L'orateur précise alors qu'il a fallu attendre 1971 pour que la mention «Mort pour la France» soit attribuée à Missak Manouchian, car n'étant pas de nationalité française, et même 2023 pour qu'elle soit attribuée à Szlama Grzywacz, lui aussi fusillé le 21 février 1944.

Dans un geste solennel, François Rebsamen a alors prononcé les 23 noms, nationalités et âges, accompagnant chaque nom d'un émouvant «Mort pour la France», progressivement repris par l'assemblée.

Témoignage de Mélinée Manouchian


Le maire de Dijon a également évoqué le parcours de Mélinée Soukémian, devenue Mélinée Manouchian en 1936 après son mariage : «Missak et Mélinée sont tous deux apatrides, ils ont partagé une admiration commune pour leur pays d'accueil et une proximité avec le Parti communiste».

«Missak et moi étions deux orphelins du génocide, nous n'étions pas poursuivi par les nazis, nous aurions pu rester cachés mais nous ne pouvions pas rester insensibles à tous ces meurtres, à toutes ces déportations de juifs par les Allemands car je voyais la main de ces mêmes Allemands qui encadraient l'armée turque lors du génocide arménien», a cité l'orateur.

Controverse autour de l'arrestation du groupe Manouchian


En revanche, François Rebsamen n'a pas évoqué une autre controverse historique dans laquelle Mélinée Manouchian s'est impliquée pour contextualiser l'action de son époux et participer à sa mémoire.

Dans les années 1980, des témoignages recueillis par Mosco Levi Boucault puis des travaux d'historiens ont tenté d'éclairer les conditions de l'arrestation du groupe Manouchian, groupe alors sans cesse sollicité par l'Internationale communiste pour commettre des attentats contre l'Occupant dans un contexte de concurrence politique avec les résistants gaullistes.

Une violente polémique a notamment vu s'affronter des socialistes et des communistes autour du documentaire «Des “terroristes” à la retraite», au point que le président de la République d'alors, François Mitterrand, a dû intervenir pour permettre, en 1985, la diffusion du film à la télévision malgré la farouche opposition de dirigeants communistes.

Peu après, le 31 décembre 1986, François Mitterrand a nommé Mélinée Manouchian chevalier de la Légion d'Honneur.

Interrogé à ce sujet par Infos Dijon, François Rebsamen a préféré mettre en avant «une journée de reconnaissance de l'ensemble de la Nation, de tous les partis politiques républicains en l'honneur de ceux qui sont tout simplement morts pour la France».

Une histoire française marquée par «le destin des hommes contraints à l'exil pour échapper à des régimes dictatoriaux»


Au gré de son propos, l'orateur a glissé quelques références aux débats nationaux contemporains, en particulier ceux concernant les enjeux migratoires.
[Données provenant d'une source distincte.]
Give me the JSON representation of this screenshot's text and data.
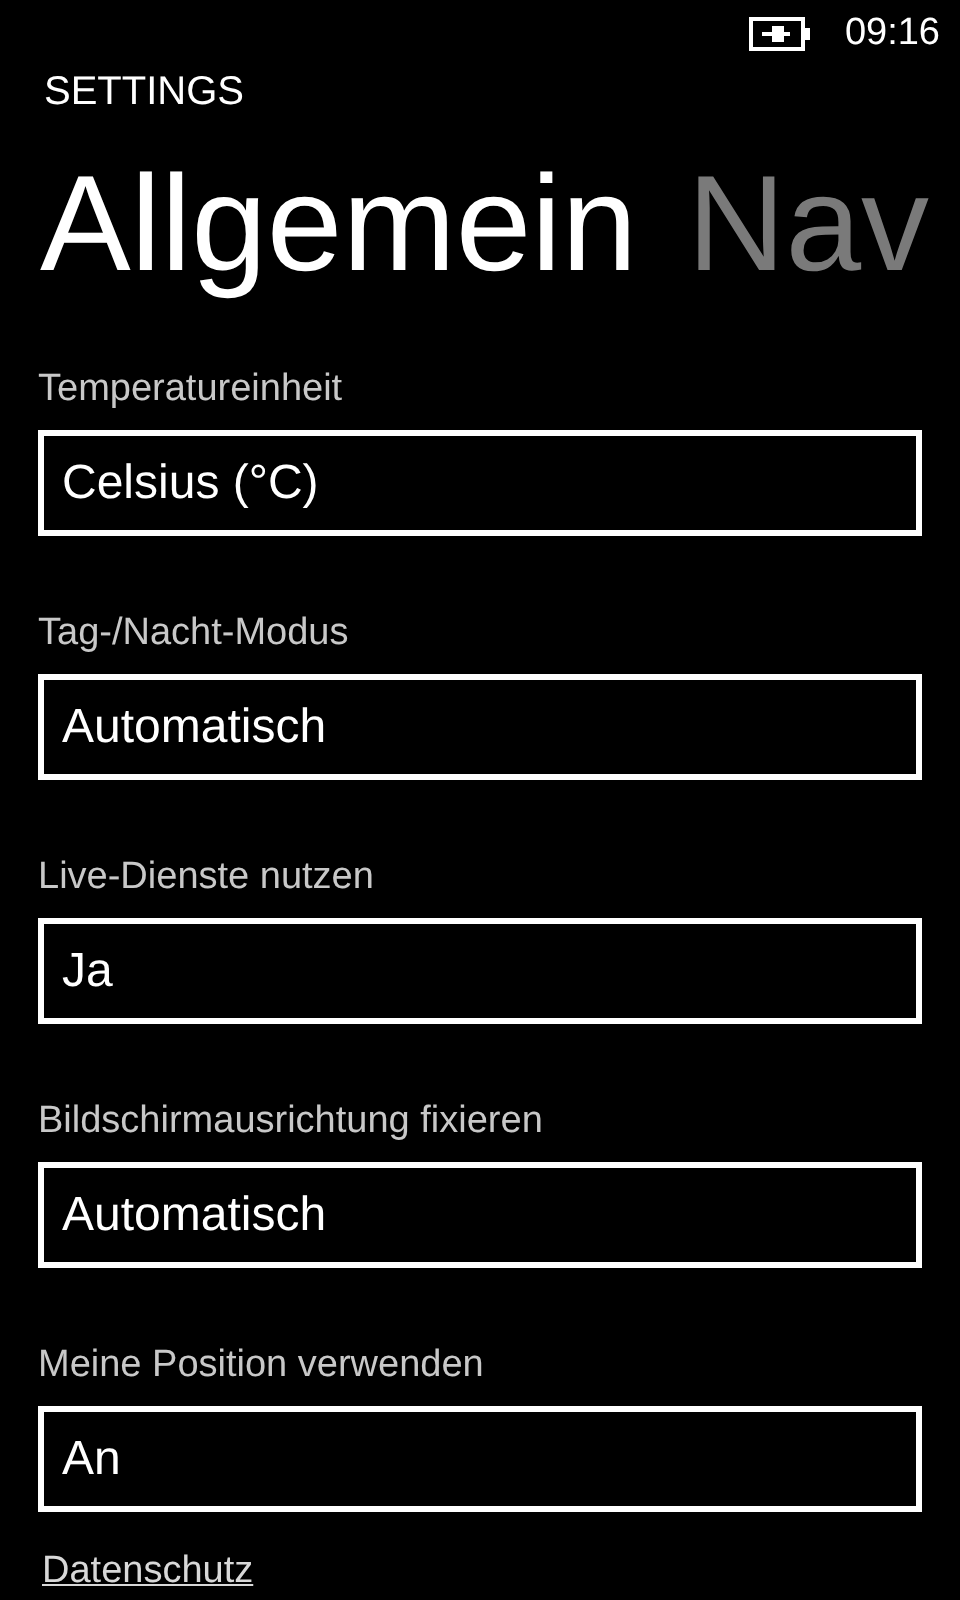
{
  "status_bar": {
    "time": "09:16"
  },
  "app_title": "SETTINGS",
  "pivot": [
    {
      "label": "Allgemein",
      "selected": true
    },
    {
      "label": "Nav",
      "selected": false
    }
  ],
  "settings": [
    {
      "label": "Temperatureinheit",
      "value": "Celsius (°C)"
    },
    {
      "label": "Tag-/Nacht-Modus",
      "value": "Automatisch"
    },
    {
      "label": "Live-Dienste nutzen",
      "value": "Ja"
    },
    {
      "label": "Bildschirmausrichtung fixieren",
      "value": "Automatisch"
    },
    {
      "label": "Meine Position verwenden",
      "value": "An"
    }
  ],
  "privacy_link": "Datenschutz"
}
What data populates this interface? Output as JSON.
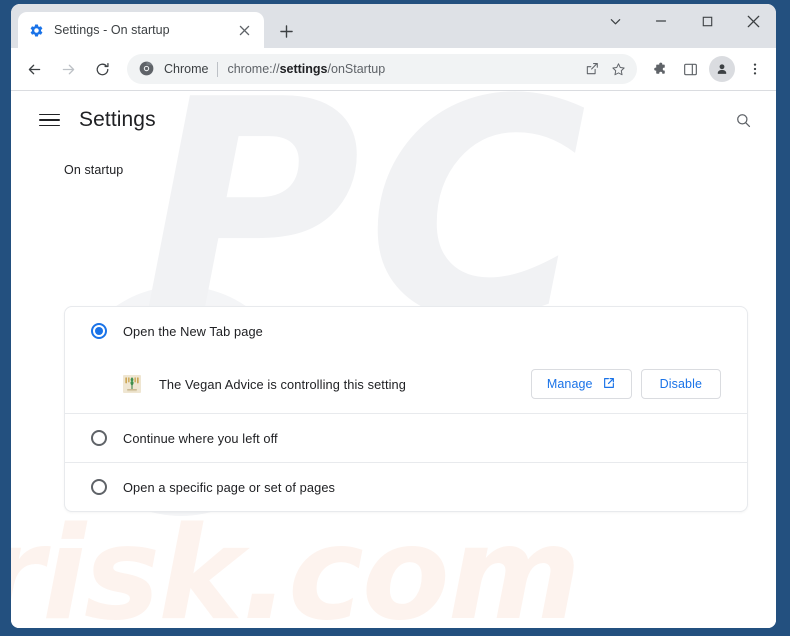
{
  "window": {
    "frame_color": "#23507f",
    "controls": {
      "expand_label": "⌄",
      "minimize_label": "─",
      "maximize_label": "□",
      "close_label": "✕"
    }
  },
  "tab_strip": {
    "active_tab": {
      "favicon": "settings-gear-icon",
      "title": "Settings - On startup",
      "close_label": "✕"
    },
    "new_tab_label": "+"
  },
  "toolbar": {
    "back_icon": "back-arrow-icon",
    "forward_icon": "forward-arrow-icon",
    "reload_icon": "reload-icon",
    "omnibox": {
      "site_icon": "chrome-logo-icon",
      "scheme_label": "Chrome",
      "url_prefix": "chrome://",
      "url_bold": "settings",
      "url_suffix": "/onStartup",
      "share_icon": "share-icon",
      "bookmark_icon": "bookmark-star-icon"
    },
    "extensions_icon": "extensions-puzzle-icon",
    "side_panel_icon": "side-panel-icon",
    "profile_icon": "profile-avatar-icon",
    "menu_icon": "three-dot-menu-icon"
  },
  "settings": {
    "menu_icon": "hamburger-menu-icon",
    "title": "Settings",
    "search_icon": "search-icon",
    "section_label": "On startup",
    "options": [
      {
        "label": "Open the New Tab page",
        "checked": true
      },
      {
        "label": "Continue where you left off",
        "checked": false
      },
      {
        "label": "Open a specific page or set of pages",
        "checked": false
      }
    ],
    "controlled_by": {
      "extension_icon": "vegan-advice-extension-icon",
      "text": "The Vegan Advice is controlling this setting",
      "manage_label": "Manage",
      "manage_icon": "external-link-icon",
      "disable_label": "Disable"
    }
  },
  "watermark": {
    "initials": "PC",
    "domain": "risk.com",
    "initials_color": "#f1f2f4",
    "domain_color": "#fdf3ee"
  },
  "colors": {
    "accent_blue": "#1a73e8",
    "tab_strip": "#dee1e6",
    "omnibox_bg": "#f1f3f4",
    "text_primary": "#202124",
    "text_secondary": "#5f6368",
    "card_border": "#e8eaed"
  }
}
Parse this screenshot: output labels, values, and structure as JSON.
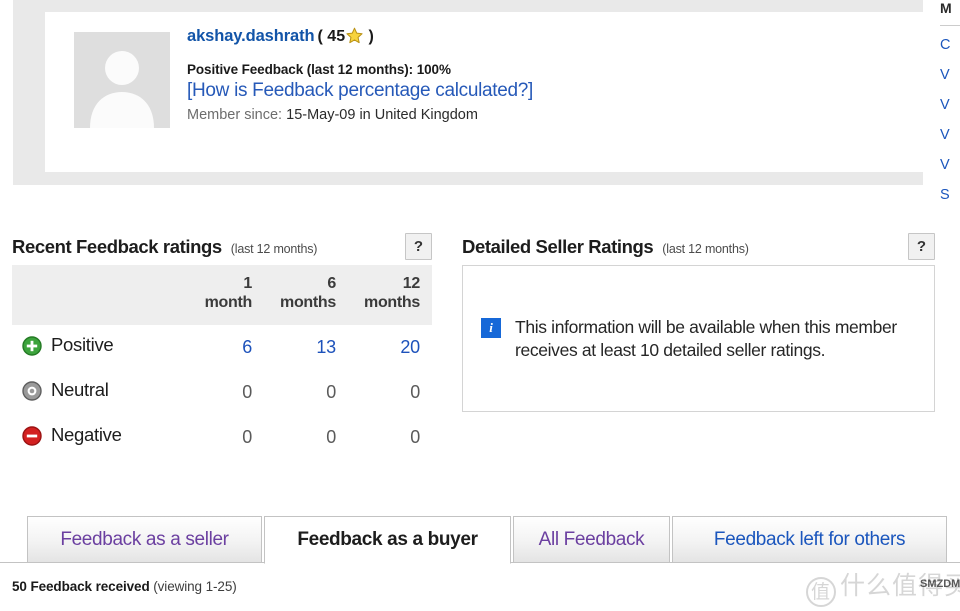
{
  "profile": {
    "username": "akshay.dashrath",
    "score_open": "(",
    "score": "45",
    "score_close": ")",
    "star_icon": "yellow-star-icon",
    "avatar_icon": "default-avatar-icon",
    "positive_feedback": "Positive Feedback (last 12 months): 100%",
    "how_calculated_link": "[How is Feedback percentage calculated?]",
    "member_since_label": "Member since:",
    "member_since_value": "15-May-09 in United Kingdom"
  },
  "recent_feedback": {
    "title": "Recent Feedback ratings",
    "subtitle": "(last 12 months)",
    "help_label": "?",
    "columns": [
      "",
      "1 month",
      "6 months",
      "12 months"
    ],
    "column_lines": [
      [
        "1",
        "month"
      ],
      [
        "6",
        "months"
      ],
      [
        "12",
        "months"
      ]
    ],
    "rows": [
      {
        "label": "Positive",
        "icon": "positive-plus-icon",
        "values": [
          "6",
          "13",
          "20"
        ],
        "linked": true
      },
      {
        "label": "Neutral",
        "icon": "neutral-circle-icon",
        "values": [
          "0",
          "0",
          "0"
        ],
        "linked": false
      },
      {
        "label": "Negative",
        "icon": "negative-minus-icon",
        "values": [
          "0",
          "0",
          "0"
        ],
        "linked": false
      }
    ]
  },
  "detailed_seller_ratings": {
    "title": "Detailed Seller Ratings",
    "subtitle": "(last 12 months)",
    "help_label": "?",
    "info_icon": "info-icon",
    "info_glyph": "i",
    "message": "This information will be available when this member receives at least 10 detailed seller ratings."
  },
  "tabs": [
    {
      "label": "Feedback as a seller",
      "state": "visited"
    },
    {
      "label": "Feedback as a buyer",
      "state": "active"
    },
    {
      "label": "All Feedback",
      "state": "visited"
    },
    {
      "label": "Feedback left for others",
      "state": "unvisited"
    }
  ],
  "footer": {
    "count_text": "50 Feedback received",
    "viewing_text": "(viewing 1-25)"
  },
  "right_rail": {
    "title": "M",
    "links": [
      "C",
      "V",
      "V",
      "V",
      "V",
      "S"
    ]
  },
  "watermark": {
    "badge": "值",
    "text": "什么值得买",
    "sub": "SMZDM"
  },
  "colors": {
    "link_blue": "#1b56bd",
    "username_blue": "#1254a8",
    "visited_purple": "#6b3fa0",
    "positive_green": "#3ca33c",
    "negative_red": "#d32020",
    "neutral_grey": "#8a8a8a",
    "star_yellow": "#f5cc28",
    "info_blue": "#1668d8",
    "band_grey": "#e9e9e9",
    "header_grey": "#eeeeee"
  }
}
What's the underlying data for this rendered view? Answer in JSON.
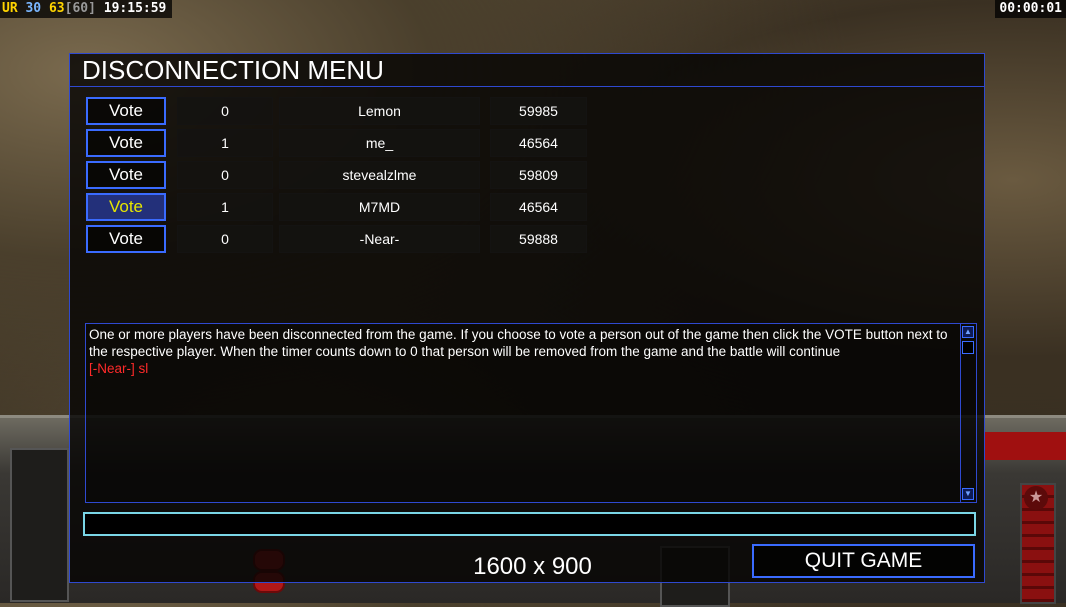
{
  "hud_top": {
    "ur": "UR",
    "n30": "30",
    "n63": "63",
    "n60": "[60]",
    "clock": "19:15:59",
    "timer": "00:00:01"
  },
  "dialog": {
    "title": "DISCONNECTION MENU",
    "players": [
      {
        "vote_label": "Vote",
        "votes": "0",
        "name": "Lemon",
        "value": "59985"
      },
      {
        "vote_label": "Vote",
        "votes": "1",
        "name": "me_",
        "value": "46564"
      },
      {
        "vote_label": "Vote",
        "votes": "0",
        "name": "stevealzlme",
        "value": "59809"
      },
      {
        "vote_label": "Vote",
        "votes": "1",
        "name": "M7MD",
        "value": "46564"
      },
      {
        "vote_label": "Vote",
        "votes": "0",
        "name": "-Near-",
        "value": "59888"
      }
    ],
    "message": "One or more players have been disconnected from the game. If you choose to vote a person out of the game then click the VOTE button next to the respective player. When the timer counts down to 0 that person will be removed from the game and the battle will continue",
    "chat_line": "[-Near-] sl",
    "chat_input_value": "",
    "resolution": "1600 x 900",
    "quit_label": "QUIT GAME"
  },
  "colors": {
    "border_blue": "#2f49d0",
    "input_cyan": "#7ad6e6",
    "chat_red": "#ff2a2a",
    "highlight_yellow": "#e6e600"
  },
  "icons": {
    "scroll_up": "scroll-up-arrow-icon",
    "scroll_down": "scroll-down-arrow-icon"
  }
}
Quand Missak Manouchian est arrivé à Paris, fasciné par la culture et la vie artistique de la capitale, il a été recruté par les usines Citroën.

«Au début des années 30, la France accueille et compte à peu près 3 millions d'étrangers prêts à combler le manque de main-d’œuvre dans une industrie en plein essor», a rappelé François Rebsamen, «3 millions d'étrangers, cela représente à peu près 9% de la population ; c'est exactement le même chiffre aujourd'hui».

«Nous ne devons jamais oublier notre histoire, marquée par le destin de ces femmes et des hommes contraints à l'exil pour échapper à des régimes dictatoriaux», a-t-il poursuivi avec gravité en insistant sur les valeurs démocratiques. «L'invasion de l'Ukraine par la Russie de Poutine, en février 2022, est un exemple flagrant de ce que nous pensions ne plus jamais voir se produire.»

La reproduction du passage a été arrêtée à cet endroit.